La commission proposait en revanche d’« améliorer le cadre procédural » de la loi 1881 afin de « faciliter l’accès des victimes à la justice » en numérisant et simplifiant les procédures, en précisant « les notions d’espace public et d’espace privé » ou encore en confiant de nouveaux pouvoirs aux juges comme celui « d’ordonner la suspension du fonctionnement d’un site, à l’instar de la possibilité de suspension d’un journal pour 3 mois en cas de provocation à la haine raciale ».

« Il y a déjà tout dans la loi, estime de son côté Christophe Bigot. Il faut arrêter de dire que la loi sur la presse est responsable de tout. C’est un texte équilibré. On peut toujours aller plus vite, mais dans ce cas, il faut plus de juges. Ils sont cinq à Paris pour traiter ces dossiers. Que madame Belloubet en mette cinq de plus. Dans la loi de 1881, il y a déjà une disposition, à l’article 57, qui oblige normalement le juge à trancher dans un délai d’un mois. Mais elle ne peut pas être appliquée faute de moyens. Je dis : allons-y, appliquons-la, embauchons des magistrats ! »

« Ces affaires sont souvent extrêmement complexes, poursuit l’avocat. Quand vous voyez la difficulté de juger une affaire comme celle des propos de Dieudonné qui avait écrit “Je me sens Charlie Coulibaly”, on se demande comment vont faire des juges en comparution immédiate. Le problème, ce sont toutes ces affaires à la marge. Ce sont des débats difficiles qui méritent d’être traités avec du temps. »

« Depuis les années 1990, on nous explique que la loi de 1881 n’est pas adaptée aux non-professionnels de la presse, ajoute Félix Tréguer, membre de l’association de défense des libertés numériques La Quadrature du net. L’idée serait que ce texte reposerait sur un équilibre entre d’un côté des droits accordés à la presse et de l’autre des devoirs et des responsabilités qui se concrétiseraient dans la déontologie journalistique. Ce qui exclurait les non-journalistes. Ce qui est totalement faux. À l’époque, cette loi concernait tout le monde et visait par exemple les propos tenus sur la place publique ou encore les chants. »
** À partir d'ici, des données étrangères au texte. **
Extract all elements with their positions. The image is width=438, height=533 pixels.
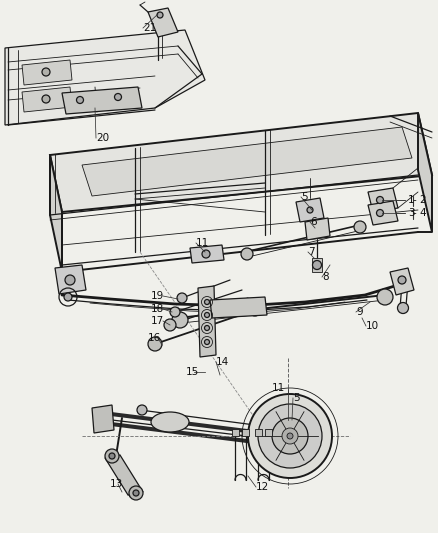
Circle shape [205,326,209,330]
Text: 19: 19 [151,291,164,301]
Circle shape [307,207,313,213]
Polygon shape [92,405,114,433]
Polygon shape [55,265,86,294]
Polygon shape [265,429,272,436]
Text: 20: 20 [96,133,109,143]
Text: 18: 18 [151,304,164,314]
Circle shape [109,453,115,459]
Text: 16: 16 [148,333,161,343]
Circle shape [398,303,409,313]
Circle shape [114,93,121,101]
Circle shape [42,95,50,103]
Circle shape [258,404,322,468]
Text: 5: 5 [293,393,300,403]
Circle shape [42,68,50,76]
Text: 13: 13 [110,479,123,489]
Circle shape [312,261,321,270]
Polygon shape [148,8,178,37]
Text: 5: 5 [301,192,307,202]
Text: - 4: - 4 [413,208,427,218]
Circle shape [248,394,332,478]
Text: 1: 1 [408,195,415,205]
Circle shape [249,304,261,316]
Polygon shape [62,87,142,114]
Circle shape [377,289,393,305]
Text: - 2: - 2 [413,195,427,205]
Polygon shape [22,87,72,112]
Text: 21: 21 [143,23,156,33]
Text: 11: 11 [196,238,209,248]
Circle shape [148,337,162,351]
Polygon shape [305,218,330,240]
Text: 17: 17 [151,316,164,326]
Text: 8: 8 [322,272,328,282]
Polygon shape [22,60,72,85]
Text: 3: 3 [408,208,415,218]
Circle shape [172,312,188,328]
Circle shape [157,12,163,18]
Polygon shape [368,201,398,225]
Circle shape [64,293,72,301]
Circle shape [133,490,139,496]
Polygon shape [105,455,143,495]
Polygon shape [368,188,398,212]
Circle shape [354,221,366,233]
Polygon shape [210,297,267,318]
Text: 9: 9 [356,307,363,317]
Ellipse shape [151,412,189,432]
Polygon shape [82,127,412,196]
Circle shape [287,433,293,439]
Polygon shape [198,286,216,357]
Polygon shape [390,268,414,295]
Polygon shape [296,198,324,222]
Polygon shape [5,30,205,125]
Text: 14: 14 [216,357,229,367]
Circle shape [105,449,119,463]
Polygon shape [232,429,239,436]
Circle shape [272,418,308,454]
Text: 6: 6 [310,217,317,227]
Circle shape [241,248,253,260]
Circle shape [170,307,180,317]
Text: 15: 15 [186,367,199,377]
Circle shape [205,300,209,304]
Circle shape [65,275,75,285]
Circle shape [377,197,384,204]
Circle shape [377,209,384,216]
Circle shape [205,312,209,318]
Circle shape [77,96,84,103]
Text: 12: 12 [256,482,269,492]
Circle shape [202,250,210,258]
Polygon shape [190,245,224,263]
Text: 11: 11 [272,383,285,393]
Text: 7: 7 [308,247,314,257]
Circle shape [129,486,143,500]
Circle shape [205,340,209,344]
Polygon shape [418,113,432,232]
Polygon shape [50,113,432,212]
Circle shape [177,293,187,303]
Polygon shape [312,258,322,272]
Circle shape [398,276,406,284]
Circle shape [282,428,298,444]
Text: 10: 10 [366,321,379,331]
Polygon shape [50,155,62,272]
Circle shape [137,405,147,415]
Circle shape [164,319,176,331]
Polygon shape [255,429,262,436]
Polygon shape [242,429,249,436]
Au-delà de la question de la réécriture de la loi de 1881, Félix Tréguer dénonce une autre logique à l’œuvre, déployée notamment par la loi Avia. « Nous vivons clairement un moment où se met en place une stratégie répressive. Il y a le projet de règlement de lutte contre le terrorisme en voie d’adoption au niveau européen qui prévoit notamment le retrait en une heure des contenus. Il y a également la place qu’est en train de prendre le Conseil supérieur de l’audiovisuel dans la régulation du net. La loi sur les fake
news lui avait déjà confié de nouveaux pouvoirs dans le domaine de la lutte contre les fausses nouvelles. La proposition de loi Avia prévoit de lui permettre de sanctionner les hébergeurs. On a l’impression d’un retour aux années 1990, lorsque François Fillon proposait de confier un pouvoir de censure direct d’internet à une autorité administrative, émanation du CSA, le conseil supérieur de la télématique, une proposition finalement retoquée par le Conseil constitutionnel. »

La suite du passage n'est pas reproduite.